According to Dr. Okanlami, student groups were awarded mini-grants through the Office of Health, Equity, and Inclusion in order to purchase sled hockey equipment and adaptive camping equipment, including a trail chair allowing for individuals to go off-road.
It’s not just wheelchair basketball that is taking off. Wheelchair tennis is gaining just as much popularity, with weekly sessions for competitive college athletes and community members taking place on Wednesdays at the varsity tennis facility. Dr. Okanlami noted two athletes will be competing for Michigan in the national championships in Orlando, Florida, next year.
In the classroom, he has made connections with Dr. Dale Ulrich, a professor of Applied Exercise Science and Movement Science and the director of the Center on Physical Activity and Health in Pediatric Disabilities. The goal is to have an offering where students could do a practicum by attending adaptive sports practices or competitions.
“There are other faculty in the School of Kinesiology we have been interacting with to see how we can make this a more consistent thing so we can allow students to benefit,” Dr. Okanlami said. “Then in Medicine, we’re also demonstrating there are practitioners that will give care to adaptive athletes. We’re also in early conversations about creating a curriculum for adaptive sports medicine, either fellowship or postdoc.”
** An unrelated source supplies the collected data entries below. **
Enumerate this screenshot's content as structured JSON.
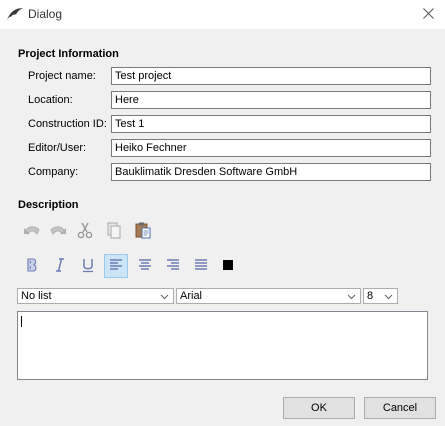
{
  "window": {
    "title": "Dialog",
    "app_icon": "bird-logo-icon",
    "close_icon": "close-icon"
  },
  "project_info": {
    "heading": "Project Information",
    "fields": [
      {
        "label": "Project name:",
        "value": "Test project"
      },
      {
        "label": "Location:",
        "value": "Here"
      },
      {
        "label": "Construction ID:",
        "value": "Test 1"
      },
      {
        "label": "Editor/User:",
        "value": "Heiko Fechner"
      },
      {
        "label": "Company:",
        "value": "Bauklimatik Dresden Software GmbH"
      }
    ]
  },
  "description": {
    "heading": "Description",
    "edit_tools": [
      "undo-icon",
      "redo-icon",
      "cut-icon",
      "copy-icon",
      "paste-icon"
    ],
    "format_tools": [
      "bold-icon",
      "italic-icon",
      "underline-icon",
      "align-left-icon",
      "align-center-icon",
      "align-right-icon",
      "align-justify-icon",
      "text-color-icon"
    ],
    "active_format": "align-left-icon",
    "list_style": "No list",
    "font_family": "Arial",
    "font_size": "8",
    "text": "",
    "text_color": "#000000"
  },
  "buttons": {
    "ok": "OK",
    "cancel": "Cancel"
  },
  "colors": {
    "background": "#f0f0f0",
    "titlebar": "#ffffff",
    "active_tool": "#cce4f7",
    "format_icons": "#6d7bb3"
  }
}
They are also in early conversations about creating an adaptive sports/adaptive sports medicine curriculum, a fellowship, and a post-postdoctoral position for research dedicated to adaptive sports and adaptive sports medicine.
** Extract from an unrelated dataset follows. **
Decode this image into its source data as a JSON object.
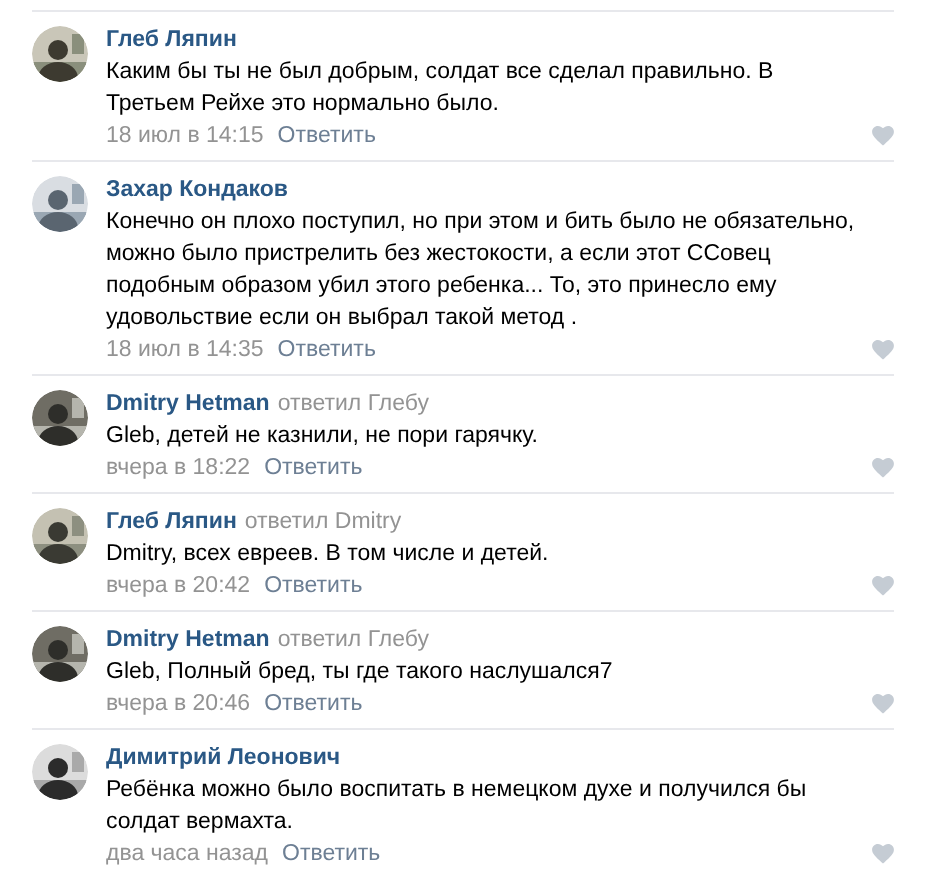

Ultimately, Dr. Okanlami wants to see the program grow to include track, men’s and women’s tennis, and a competitive wheelchair basketball team. He is currently in touch with six recruits, two of which won singles and doubles competitions in men’s and women’s wheelchair tennis tournaments in Alabama and Chicago. He also met with a promising track athlete from Indiana during his official visit to campus this past weekend.
“The big vision for this is creating scholarships for student-athletes to come and get an education, to continue playing their sport, and to demonstrate to the institution, the surrounding community, and to the world that there are student-athletes with disabilities that are just as competitive and just as smart as our athletes here on campus, and brand adaptive sports in a way that Michigan can be a leader and the best, just like in all other things we do,” he said. “We can be that at adaptive sports as well.”
“It’s something that leverages what Michigan sees as important, a world-class education, and the power of sports. Then we have Engineering, Kinesiology, Public Health, Social Work, Medicine, and all the strengths of the University of Michigan who would build this program to then show that we not only support diversity in our programming, that we do in recruiting faculty or students,” he continued. “But then we’ll look at this program and we’ll look at the fact that you are bringing in students with disabilities that are going to go off and be something in the world.”
Okanlami, a former All-American athlete, graduated from the U-M Medical School in 2011 before acquiring a spinal cord injury in 2013.
He knows the feeling of being able to reduce health and educational disparities for individuals with disabilities.
“When you acknowledge the fact that these are students that would have otherwise been able to come, but chose not to because we weren’t accessible or inclusive with respect to their demographic, we aren’t being equitable,” he said. “It’s an opportunity to say this isn’t just the right thing to do because you’re taking care of everyone, it’s the right thing to do, especially right now, given that we say we [U-M] have a focus on diversity, equity, and inclusion.”